A few years ago, the maximum number of threads were severely limited by available memory. So if the cost of one active connection could be reduced to a small session footprint (say 1KB)k gain were very senssible.
Now that a 1000$ PC can come with 4 core and 16GB of RAM, dealing with a few thousand threads is no longer a problem.
The thing is not so many application in production need to maintain 10K user connected at a time, and when this need really arise, the cost of an aditionnal or more powerfull server might be more subtenable than spending all your engineering time in optimizing you manual context switching code.

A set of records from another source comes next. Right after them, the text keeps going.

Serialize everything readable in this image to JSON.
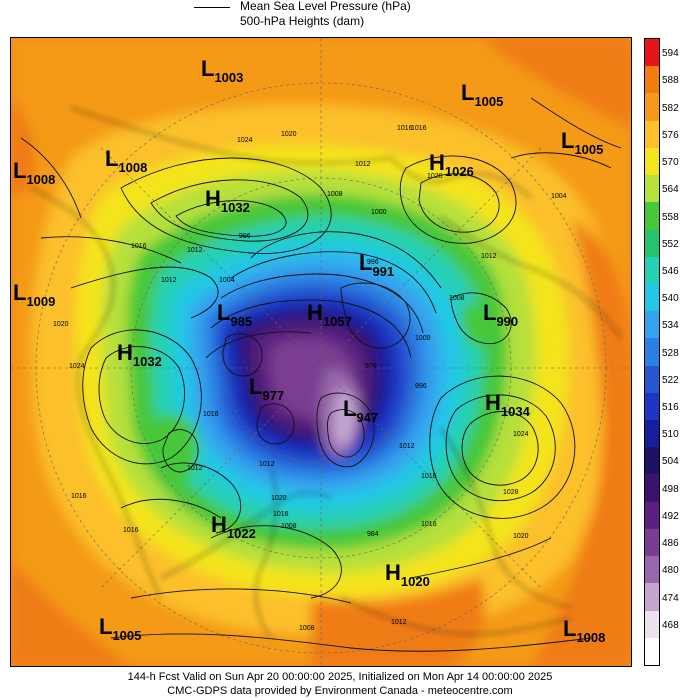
{
  "legend": {
    "line_label": "Mean Sea Level Pressure (hPa)",
    "fill_label": "500-hPa Heights (dam)"
  },
  "colorbar": {
    "levels": [
      "594",
      "588",
      "582",
      "576",
      "570",
      "564",
      "558",
      "552",
      "546",
      "540",
      "534",
      "528",
      "522",
      "516",
      "510",
      "504",
      "498",
      "492",
      "486",
      "480",
      "474",
      "468"
    ],
    "colors": [
      "#e8141c",
      "#f07c12",
      "#f49a18",
      "#fbc02a",
      "#f4e41e",
      "#b6e03a",
      "#46c83a",
      "#24c46e",
      "#26d0b4",
      "#24c8e6",
      "#34a4ee",
      "#2a80e4",
      "#2656d2",
      "#1e36c2",
      "#161e9e",
      "#1e1262",
      "#3a1270",
      "#5c2080",
      "#7a3c92",
      "#9868aa",
      "#c4a6d0",
      "#ece2f0",
      "#ffffff"
    ]
  },
  "systems": [
    {
      "type": "L",
      "value": "1003"
    },
    {
      "type": "L",
      "value": "1005"
    },
    {
      "type": "L",
      "value": "1008"
    },
    {
      "type": "L",
      "value": "1008"
    },
    {
      "type": "H",
      "value": "1026"
    },
    {
      "type": "L",
      "value": "1005"
    },
    {
      "type": "H",
      "value": "1032"
    },
    {
      "type": "L",
      "value": "1009"
    },
    {
      "type": "L",
      "value": "991"
    },
    {
      "type": "L",
      "value": "985"
    },
    {
      "type": "H",
      "value": "1057"
    },
    {
      "type": "L",
      "value": "990"
    },
    {
      "type": "H",
      "value": "1032"
    },
    {
      "type": "L",
      "value": "977"
    },
    {
      "type": "L",
      "value": "947"
    },
    {
      "type": "H",
      "value": "1034"
    },
    {
      "type": "H",
      "value": "1022"
    },
    {
      "type": "H",
      "value": "1020"
    },
    {
      "type": "L",
      "value": "1005"
    },
    {
      "type": "L",
      "value": "1008"
    }
  ],
  "isobar_labels": [
    "1024",
    "1020",
    "1016",
    "1012",
    "1008",
    "1000",
    "996",
    "1012",
    "1016",
    "1020",
    "1024",
    "1020",
    "1016",
    "1012",
    "1008",
    "1004",
    "1016",
    "1012",
    "1028",
    "1024",
    "1020",
    "1016",
    "1012",
    "1008",
    "1004",
    "1012",
    "1016",
    "1020",
    "996",
    "976",
    "996",
    "1000",
    "984",
    "1008",
    "1016",
    "1016",
    "1012",
    "1016",
    "1012"
  ],
  "footer": {
    "line1": "144-h Fcst Valid on Sun Apr 20 00:00:00 2025, Initialized on Mon Apr 14 00:00:00 2025",
    "line2": "CMC-GDPS data provided by Environment Canada - meteocentre.com"
  }
}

Wojciech Kudla replied on Tue, 2011/07/26 - 9:13pm
in response to:
Jose Maria Arranz
On top of that, saying the cost of context switching is a myth in modern OSs and JVMs is a bold statement to make. I'd suggest more scientific and organised approach to measuring the cost of context switching:
Revisiting the Cache Interference Costs of Context Switching
Quantifying The Cost of Context Switch
Unnecessary Context Switches & the Myth of Multitasking
Also can you explain the "extremely shared-none tests" in more detail? I read your articles but could not find any information on those.
Loren Kratzke replied on Tue, 2011/07/26 - 9:19pm
in response to:
Nicolas Bousquet
Jose Maria Arranz replied on Wed, 2011/07/27 - 2:37am
in response to:
Wojciech Kudla
focusing on io-related threading problems
The second article has nothing to do with IO.
I'd suggest more scientific and organised approach
I have no time at this moment to read your cited articles, anyway be careful with its conclusions they are old stuff (around 2001), thread schedulers were crap some time ago for instance in Linux kernel and old JVMs, this is no longer true.
Also can you explain the "extremely shared-none tests" in more detail?
Read it as "extremely non-blocking tests" The TheServerSide.com article shows an example of a simple not shared variable used as a counter, apparently no blocking happens, I've tried with mathematical calculus (again non-blocking) with the same results, the cost of context switching is almost none and the more threads more use of cores because this reduces the probability to get some CPU core waiting for threads stopped/blocked, of course everything has a limit, but the limit is very high.